23 March 2016

Thanks Given (Repeat)


THIS is Thanksgiving Day and hopefully everyone in recovery who is reading this will make the best of their day, no matter what is on their plate. Somewhere between the extreme suffering most of us have felt in our addictions and the extreme gratitude we have experienced in our sobriety, a middle ground of serenity has been found or may be found in progress as we move forward. At the very least, the belief that what was once considered impossible can now become attainable, doable, a new way of life.  Together let us heal.

SOBER, not smashed and trashed. Healing.

DAY of Thanks, I wish to each and all.

07 March 2016

Book Review: If You Loved Me, You'd Stop!
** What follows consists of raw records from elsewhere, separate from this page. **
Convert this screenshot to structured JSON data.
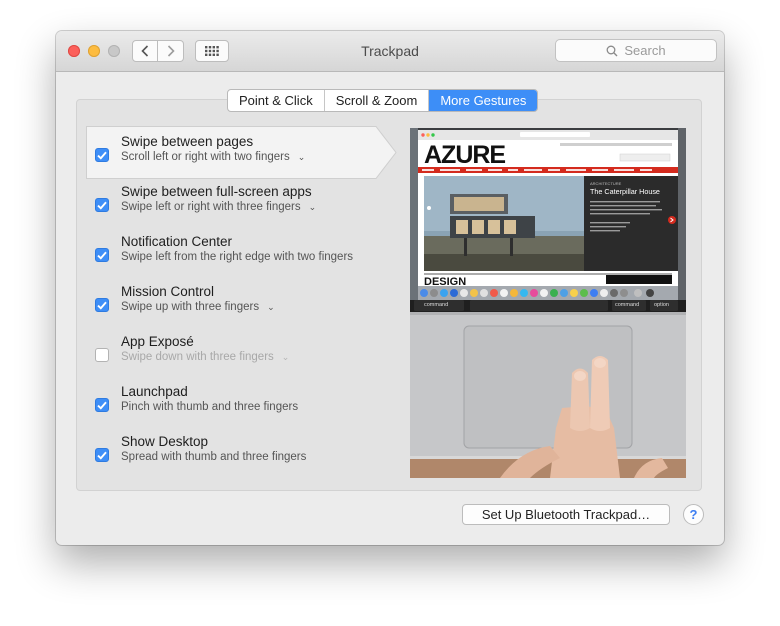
{
  "window": {
    "title": "Trackpad"
  },
  "search": {
    "placeholder": "Search"
  },
  "tabs": [
    {
      "label": "Point & Click",
      "active": false
    },
    {
      "label": "Scroll & Zoom",
      "active": false
    },
    {
      "label": "More Gestures",
      "active": true
    }
  ],
  "gestures": [
    {
      "title": "Swipe between pages",
      "subtitle": "Scroll left or right with two fingers",
      "checked": true,
      "has_menu": true
    },
    {
      "title": "Swipe between full-screen apps",
      "subtitle": "Swipe left or right with three fingers",
      "checked": true,
      "has_menu": true
    },
    {
      "title": "Notification Center",
      "subtitle": "Swipe left from the right edge with two fingers",
      "checked": true,
      "has_menu": false
    },
    {
      "title": "Mission Control",
      "subtitle": "Swipe up with three fingers",
      "checked": true,
      "has_menu": true
    },
    {
      "title": "App Exposé",
      "subtitle": "Swipe down with three fingers",
      "checked": false,
      "has_menu": true
    },
    {
      "title": "Launchpad",
      "subtitle": "Pinch with thumb and three fingers",
      "checked": true,
      "has_menu": false
    },
    {
      "title": "Show Desktop",
      "subtitle": "Spread with thumb and three fingers",
      "checked": true,
      "has_menu": false
    }
  ],
  "preview": {
    "logo": "AZURE",
    "category": "ARCHITECTURE",
    "headline": "The Caterpillar House",
    "section": "DESIGN",
    "keys": {
      "left": "command",
      "middle": "command",
      "right": "option"
    }
  },
  "buttons": {
    "setup": "Set Up Bluetooth Trackpad…",
    "help": "?"
  },
  "colors": {
    "accent": "#3d8ef7",
    "azure_red": "#d42b1e"
  }
}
5.0 out of 5 stars Buy it now / Read it now / Live it nowMarch 7, 2016

This review is from: If You Loved Me, You'd Stop! What You Really Need to Know When Your Loved One Drinks Too Much (Kindle Edition)
I finished reading Lisa Frederiksen's book a few long weeks ago. But apparently, "If You Loved Me, You'd Stop!" wasn't finished with me. "I didn't know where 'I' ended and 'someone else' began," she states early on. And so it is with co-dependency, I guess. I am an alcoholic in recovery and reading her book deepened my understanding of how those around me had perceived and misperceived my behaviors and my addictions.
For me, her book was a refresher course on how my alcohol-anesthetized self must have effected those around me. "If You Loved Me, You'd Stop!" will be of great value to anyone in a relationship with or near any substance abuser. It is written for 'them' about people like me.
The belief that you can make a difference in someone else's addiction perpetuates the problem and helps to deepen denial, as is so clearly stated in her book. "Every time you change one small part of your behavior, you're changing the bigger picture, too," she explains. What a positive revelation and an inducement to act!
It was sometimes painful to read, reminding me of the trauma I had caused others and the personal changes I had made with great difficulty years before I had read her phenomenal book. She informs with crystal clarity that one of the primary skills of a co-dependent is the ability to not feel. As alcohol dependence deadened me, I inadvertently taught those around me who cared the most to bottle their emotions. This book will help any reader as it has helped me to heal.
"How to Respond Instead of React" is a skill I have learned by living sober and which Lisa Frederiksen advocates for her co-dependent readers to learn when dealing with an alcoholic or addict in their relationships. She states "Change yourself and your relationships will definitely change - including the one you have with you!"
"You didn't cause it / Can't control it / Can't cure it" is an apt slogan for co-dependents.
As for "If You Loved Me, You'd Stop," I can only say Buy it now / Read it now / Live it now.